What does that mean?
Perhaps that the critical thinking skills and research needed to examine the past can be put to use in the present as living history unfolds around us.
Indeed, that an ability to look at the past is important for understanding current events, and that critical thinking skills needed in studying history could form a pillar in a platform for education – that history is not just about dead people and things from long ago, but has an important place in how people live now and will choose to live in the future.
Like so many things in history, this is not so much an answer to the question of what purpose(s) a history society should serve, but a starting point for ideas to be considered. Could it be argued that the purpose of a historical society is always open for interpretation, and that a most important aspect is the careful use of sources and interpretation?
Might it also be suggested that far from being apolitical, it is the duty of a history society to point out contradictions, correlations and questions, not from the position of partisan politics, but from ‘above’ politics, since it seems likely that whoever has the mantle of power they generally prefer not to have inconvenient questions asked?
Where is this all leading you might be asking?
Well, one of the sections for witneyhistory.org is called Living History, and an interesting example of the need for careful research has just presented itself.
Researching a subject can be complex, and with the ‘distance’ of time, the complexities multiply.
For example, discovering an artefact is one thing, but when looking at written sources, how can one be certain that the author of the time was representing events accurately and without bias?
Two recent stories in the media have been reported in distinctly different ways, to the extent that it might be difficult to determine the truth of a matter. If this occurs for current stories, consider the complexities for stories from the past when, to use a quote often attributed to Winston Churchill: ‘History is written by the victors‘.
Perhaps these are not ‘big’ stories, but they are indicative of an underlying problem. For the moment we’ll just take a quick look at one of the stories.

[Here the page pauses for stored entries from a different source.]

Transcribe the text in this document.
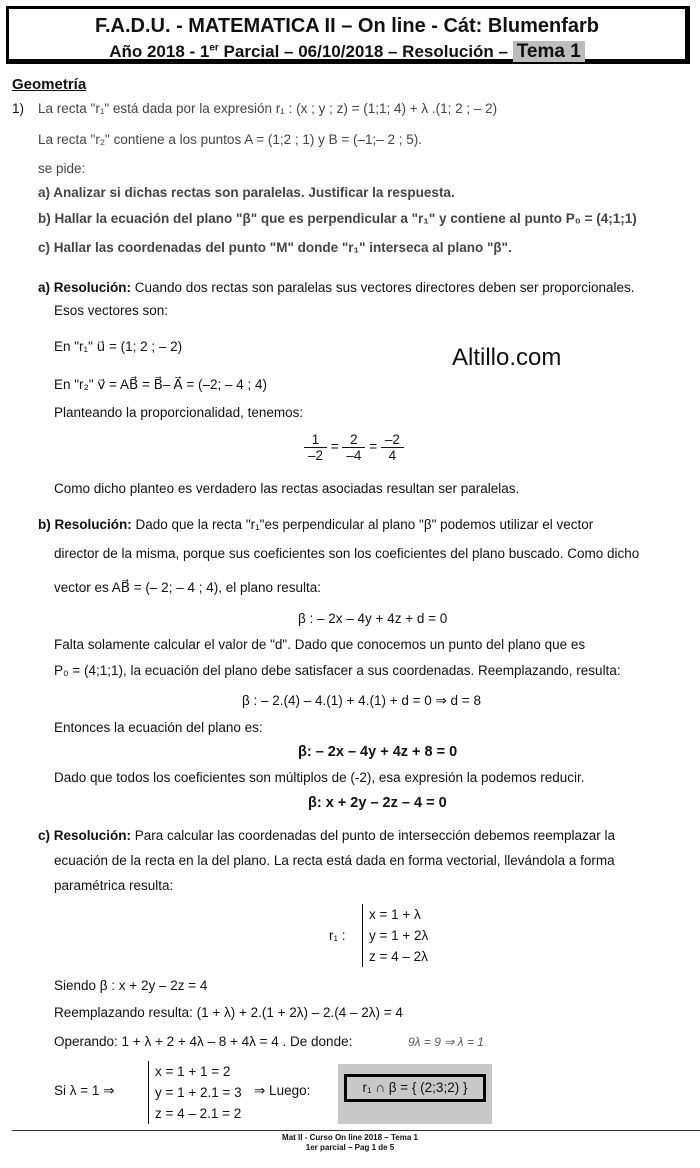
F.A.D.U. - MATEMATICA II – On line - Cát: Blumenfarb
Año 2018 - 1er Parcial – 06/10/2018 – Resolución – Tema 1
Geometría
1) La recta "r₁" está dada por la expresión r₁ : (x ; y ; z) = (1;1; 4) + λ .(1; 2 ; – 2)
La recta "r₂" contiene a los puntos A = (1;2 ; 1) y B = (–1;– 2 ; 5).
se pide:
a) Analizar si dichas rectas son paralelas. Justificar la respuesta.
b) Hallar la ecuación del plano "β" que es perpendicular a "r₁" y contiene al punto P₀ = (4;1;1)
c) Hallar las coordenadas del punto "M" donde "r₁" interseca al plano "β".
a) Resolución: Cuando dos rectas son paralelas sus vectores directores deben ser proporcionales.
Esos vectores son:
En "r₁" u⃗ = (1; 2 ; – 2)
En "r₂" v⃗ = AB⃗ = B⃗– A⃗ = (–2; – 4 ; 4)
Altillo.com
Planteando la proporcionalidad, tenemos:
$\frac{1}{-2} = \frac{2}{-4} = \frac{-2}{4}$
Como dicho planteo es verdadero las rectas asociadas resultan ser paralelas.
b) Resolución: Dado que la recta "r₁"es perpendicular al plano "β" podemos utilizar el vector
director de la misma, porque sus coeficientes son los coeficientes del plano buscado. Como dicho
vector es AB⃗ = (– 2; – 4 ; 4), el plano resulta:
β : – 2x – 4y + 4z + d = 0
Falta solamente calcular el valor de "d". Dado que conocemos un punto del plano que es
P₀ = (4;1;1), la ecuación del plano debe satisfacer a sus coordenadas. Reemplazando, resulta:
β : – 2.(4) – 4.(1) + 4.(1) + d = 0 ⇒ d = 8
Entonces la ecuación del plano es:
β: – 2x – 4y + 4z + 8 = 0
Dado que todos los coeficientes son múltiplos de (-2), esa expresión la podemos reducir.
β: x + 2y – 2z – 4 = 0
c) Resolución: Para calcular las coordenadas del punto de intersección debemos reemplazar la
ecuación de la recta en la del plano. La recta está dada en forma vectorial, llevándola a forma
paramétrica resulta:
r₁ :
x = 1 + λ
y = 1 + 2λ
z = 4 – 2λ
Siendo β : x + 2y – 2z = 4
Reemplazando resulta: (1 + λ) + 2.(1 + 2λ) – 2.(4 – 2λ) = 4
Operando: 1 + λ + 2 + 4λ – 8 + 4λ = 4 . De donde:	9λ = 9 ⇒ λ = 1
Si λ = 1 ⇒
x = 1 + 1 = 2
y = 1 + 2.1 = 3
z = 4 – 2.1 = 2
⇒ Luego:	r₁ ∩ β = { (2;3;2) }
Mat II - Curso On line 2018 – Tema 1
1er parcial – Pag 1 de 5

On Thursday 17th April 2014 The Oxford Mail published:
“The Right Reverend John Pritchard, Bishop of Oxford delivered a letter, signed by 47 bishops and more than 500 members of the clergy, to the Prime Minister’s constituency office in Witney yesterday.”
The Oxford Mail implied that the delivery was successful; however, on Tuesday 22nd April 2014 The Independent reported:
“David Cameron’s constituency office has come under fire for calling the police on the Bishop of Oxford and Reverend Hebden as they attempted to present him with an open letter on food poverty.”
“…However, despite David Cameron’s Witney office expecting their visit, they were barred from presenting the letter and instead greeted by three police officers.”
Two stories that present ‘events’ in quite different ways.
We are fortunate that this ‘living history’ can be followed up and researched far more easily than the distant past.
History is much, much more than strings of dates and so called facts, it can provide the tools for ways of thinking about things. The contention here is that history needs to be made relevant to a wider audience – not for the ability to regurgitate known ‘facts’ and someone’s idea of important dates, but for the critical thinking skills required in historical research and interpretation, skills that should be passed on as widely as possible.
Rather than using history as a dry subject to bludgeon minds into submission, it should be presented in ways to provide tools that sharpen the mind and, without wishing to be too florid, make understood the relevance of:
“Who controls the past controls the future: who controls the present controls the past”
…and the importance of historical societies in relation to that.
Imagine yourself if you will, 100 years in the future…
Historian A has a copy of the archives of The Oxford Mail.
Historian B has a copy of the archives of The Independent.
So, as a matter of historical perspective, did the Bishop of Oxford’s letter get delivered or did it not?